Alle kinderen van het gezin Peeters groeiden op in de Barelstraat, gelegen in het centrum van Bornem. Rond 1900 ging moeder Trees aan de slag als herbergierster. In 1909 veranderde het leven van het gezin drastisch. Trees overleed in haar woning op 46-jarige leeftijd. Op dat moment was Victor, de oudste zoon uit het huwelijk, bijna 16 jaar oud. Hij werkte toen, net als zijn vader, als brouwersgast. Nadien ging hij aan de slag als mandenmaker. Victor stond in Bornem gekend als “Torre van Trees Janssens”.
Enkele jaren later leerde Victor de mandenmaakster Marie’ke Pauwels kennen. Zij was afkomstig vanKlein-Heide, een gebied dat tegenwoordig de Puursesteenweg heet.

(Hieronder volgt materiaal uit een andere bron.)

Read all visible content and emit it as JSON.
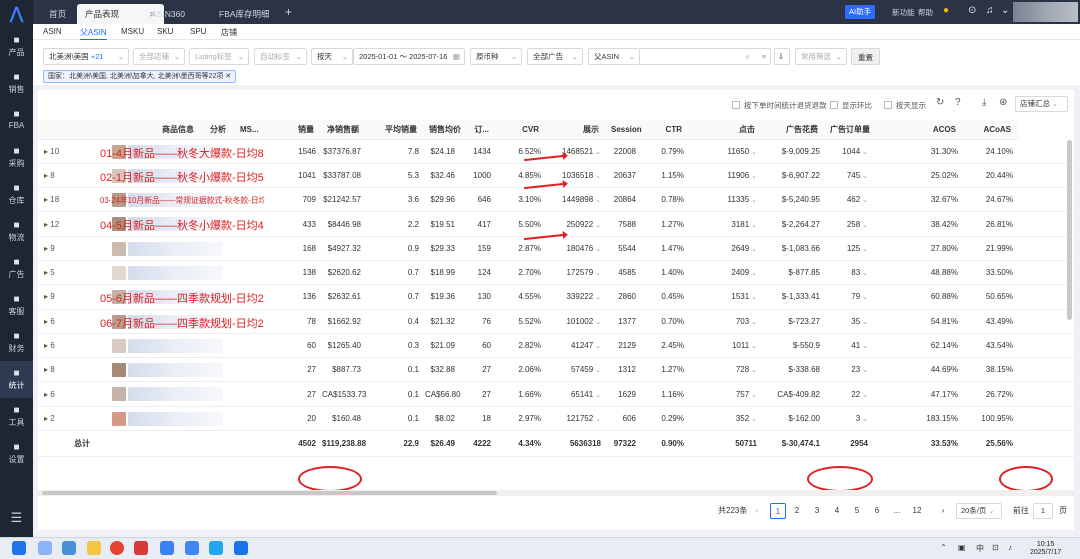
{
  "sidebar": {
    "items": [
      {
        "icon": "box-icon",
        "label": "产品"
      },
      {
        "icon": "store-icon",
        "label": "销售"
      },
      {
        "icon": "fba-icon",
        "label": "FBA"
      },
      {
        "icon": "cart-icon",
        "label": "采购"
      },
      {
        "icon": "warehouse-icon",
        "label": "仓库"
      },
      {
        "icon": "truck-icon",
        "label": "物流"
      },
      {
        "icon": "megaphone-icon",
        "label": "广告"
      },
      {
        "icon": "mail-icon",
        "label": "客服"
      },
      {
        "icon": "coin-icon",
        "label": "财务"
      },
      {
        "icon": "pie-chart-icon",
        "label": "统计"
      },
      {
        "icon": "wrench-icon",
        "label": "工具"
      },
      {
        "icon": "gear-icon",
        "label": "设置"
      }
    ]
  },
  "topbar": {
    "tabs": [
      "首页",
      "产品表现",
      "ASIN360",
      "FBA库存明细"
    ],
    "ai_button": "AI助手",
    "links": [
      "新功能",
      "帮助"
    ]
  },
  "subtabs": [
    "ASIN",
    "父ASIN",
    "MSKU",
    "SKU",
    "SPU",
    "店铺"
  ],
  "filters": {
    "region": "北美洲\\美国",
    "region_more": "+21",
    "shop": "全部店铺",
    "listing": "Listing标签",
    "auto": "自动标签",
    "period": "按天",
    "date_range": "2025-01-01 ～ 2025-07-16",
    "currency": "原币种",
    "ads": "全部广告",
    "search_type": "父ASIN",
    "common": "常用筛选",
    "reset": "重置",
    "country_tag": "国家：北美洲\\美国, 北美洲\\加拿大, 北美洲\\墨西哥等22项"
  },
  "toolbar": {
    "opt1": "按下单时间统计退货退款",
    "opt2": "显示环比",
    "opt3": "按天显示",
    "shop_summary": "店铺汇总"
  },
  "columns": [
    "商品信息",
    "分析",
    "MS...",
    "销量",
    "净销售额",
    "平均销量",
    "销售均价",
    "订...",
    "CVR",
    "展示",
    "Session...",
    "CTR",
    "点击",
    "广告花费",
    "广告订单量",
    "ACOS",
    "ACoAS"
  ],
  "rows": [
    {
      "n": "10",
      "ann": "01-4月新品——秋冬大爆款-日均80单",
      "sales": "1546",
      "net": "$37376.87",
      "avg": "7.8",
      "price": "$24.18",
      "orders": "1434",
      "cvr": "6.52%",
      "imp": "1468521",
      "sess": "22008",
      "ctr": "0.79%",
      "clicks": "11650",
      "spend": "$-9,009.25",
      "adorders": "1044",
      "acos": "31.30%",
      "acoas": "24.10%"
    },
    {
      "n": "8",
      "ann": "02-1月新品——秋冬小爆款-日均50单",
      "sales": "1041",
      "net": "$33787.08",
      "avg": "5.3",
      "price": "$32.46",
      "orders": "1000",
      "cvr": "4.85%",
      "imp": "1036518",
      "sess": "20637",
      "ctr": "1.15%",
      "clicks": "11906",
      "spend": "$-6,907.22",
      "adorders": "745",
      "acos": "25.02%",
      "acoas": "20.44%"
    },
    {
      "n": "18",
      "ann": "03-24年10月新品——常规证据款式-秋冬款-日均10单",
      "sales": "709",
      "net": "$21242.57",
      "avg": "3.6",
      "price": "$29.96",
      "orders": "646",
      "cvr": "3.10%",
      "imp": "1449898",
      "sess": "20864",
      "ctr": "0.78%",
      "clicks": "11335",
      "spend": "$-5,240.95",
      "adorders": "462",
      "acos": "32.67%",
      "acoas": "24.67%"
    },
    {
      "n": "12",
      "ann": "04-5月新品——秋冬小爆款-日均40单",
      "sales": "433",
      "net": "$8446.98",
      "avg": "2.2",
      "price": "$19.51",
      "orders": "417",
      "cvr": "5.50%",
      "imp": "250922",
      "sess": "7588",
      "ctr": "1.27%",
      "clicks": "3181",
      "spend": "$-2,264.27",
      "adorders": "258",
      "acos": "38.42%",
      "acoas": "26.81%"
    },
    {
      "n": "9",
      "ann": "",
      "sales": "168",
      "net": "$4927.32",
      "avg": "0.9",
      "price": "$29.33",
      "orders": "159",
      "cvr": "2.87%",
      "imp": "180476",
      "sess": "5544",
      "ctr": "1.47%",
      "clicks": "2649",
      "spend": "$-1,083.66",
      "adorders": "125",
      "acos": "27.80%",
      "acoas": "21.99%"
    },
    {
      "n": "5",
      "ann": "",
      "sales": "138",
      "net": "$2620.62",
      "avg": "0.7",
      "price": "$18.99",
      "orders": "124",
      "cvr": "2.70%",
      "imp": "172579",
      "sess": "4585",
      "ctr": "1.40%",
      "clicks": "2409",
      "spend": "$-877.85",
      "adorders": "83",
      "acos": "48.88%",
      "acoas": "33.50%"
    },
    {
      "n": "9",
      "ann": "05-6月新品——四季款规划-日均20单",
      "sales": "136",
      "net": "$2632.61",
      "avg": "0.7",
      "price": "$19.36",
      "orders": "130",
      "cvr": "4.55%",
      "imp": "339222",
      "sess": "2860",
      "ctr": "0.45%",
      "clicks": "1531",
      "spend": "$-1,333.41",
      "adorders": "79",
      "acos": "60.88%",
      "acoas": "50.65%"
    },
    {
      "n": "6",
      "ann": "06-7月新品——四季款规划-日均20单",
      "sales": "78",
      "net": "$1662.92",
      "avg": "0.4",
      "price": "$21.32",
      "orders": "76",
      "cvr": "5.52%",
      "imp": "101002",
      "sess": "1377",
      "ctr": "0.70%",
      "clicks": "703",
      "spend": "$-723.27",
      "adorders": "35",
      "acos": "54.81%",
      "acoas": "43.49%"
    },
    {
      "n": "6",
      "ann": "",
      "sales": "60",
      "net": "$1265.40",
      "avg": "0.3",
      "price": "$21.09",
      "orders": "60",
      "cvr": "2.82%",
      "imp": "41247",
      "sess": "2129",
      "ctr": "2.45%",
      "clicks": "1011",
      "spend": "$-550.9",
      "adorders": "41",
      "acos": "62.14%",
      "acoas": "43.54%"
    },
    {
      "n": "8",
      "ann": "",
      "sales": "27",
      "net": "$887.73",
      "avg": "0.1",
      "price": "$32.88",
      "orders": "27",
      "cvr": "2.06%",
      "imp": "57459",
      "sess": "1312",
      "ctr": "1.27%",
      "clicks": "728",
      "spend": "$-338.68",
      "adorders": "23",
      "acos": "44.69%",
      "acoas": "38.15%"
    },
    {
      "n": "6",
      "ann": "",
      "sales": "27",
      "net": "CA$1533.73",
      "avg": "0.1",
      "price": "CA$56.80",
      "orders": "27",
      "cvr": "1.66%",
      "imp": "65141",
      "sess": "1629",
      "ctr": "1.16%",
      "clicks": "757",
      "spend": "CA$-409.82",
      "adorders": "22",
      "acos": "47.17%",
      "acoas": "26.72%"
    },
    {
      "n": "2",
      "ann": "",
      "sales": "20",
      "net": "$160.48",
      "avg": "0.1",
      "price": "$8.02",
      "orders": "18",
      "cvr": "2.97%",
      "imp": "121752",
      "sess": "606",
      "ctr": "0.29%",
      "clicks": "352",
      "spend": "$-162.00",
      "adorders": "3",
      "acos": "183.15%",
      "acoas": "100.95%"
    }
  ],
  "total": {
    "label": "总计",
    "sales": "4502",
    "net": "$119,238.88",
    "avg": "22.9",
    "price": "$26.49",
    "orders": "4222",
    "cvr": "4.34%",
    "imp": "5636318",
    "sess": "97322",
    "ctr": "0.90%",
    "clicks": "50711",
    "spend": "$-30,474.1",
    "adorders": "2954",
    "acos": "33.53%",
    "acoas": "25.56%"
  },
  "pager": {
    "total": "共223条",
    "pages": [
      "1",
      "2",
      "3",
      "4",
      "5",
      "6",
      "...",
      "12"
    ],
    "size": "20条/页",
    "goto": "前往",
    "page": "1",
    "unit": "页"
  },
  "clock": {
    "time": "10:15",
    "date": "2025/7/17",
    "ime": "中"
  }
}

Marie’ke was de dochter van Fransooi Pauwels, een landbouwersknecht geboren in 1872, en Rosalia Byl, eveneens geboren in 1872. De afstand tussen het ouderlijk huis van Victor en dat van Marie was klein, waardoor hun levenspaden elkaar gemakkelijk konden kruisen. Eind 1912 geraakte Marie Pauwels in verwachting. Enkele maanden later, op 11 april 1913, besloten Victor & Marie te trouwen. Hun eerste kindje, een zoon, werd geboren op 2 september 1913. Hij kreeg de naam Louis, vernoemd naar de vader van Victor.
De vreugde over de geboorte van hun zoon werd echter snel onderbroken. Amper twee weken later, op 15 september 1913, moest Victor zich aansluiten bij het vervoerkorps van de Divisie Zware Artillerie. Hij kreeg het stamboeknummer 195.121. In deze militaire eenheid was hij verantwoordelijk voor het vervoer en operationeel houden van zware artillerie. Zo’n zes maand nadat hij zich moest aansluiten, geraakte Marie opnieuw zwanger.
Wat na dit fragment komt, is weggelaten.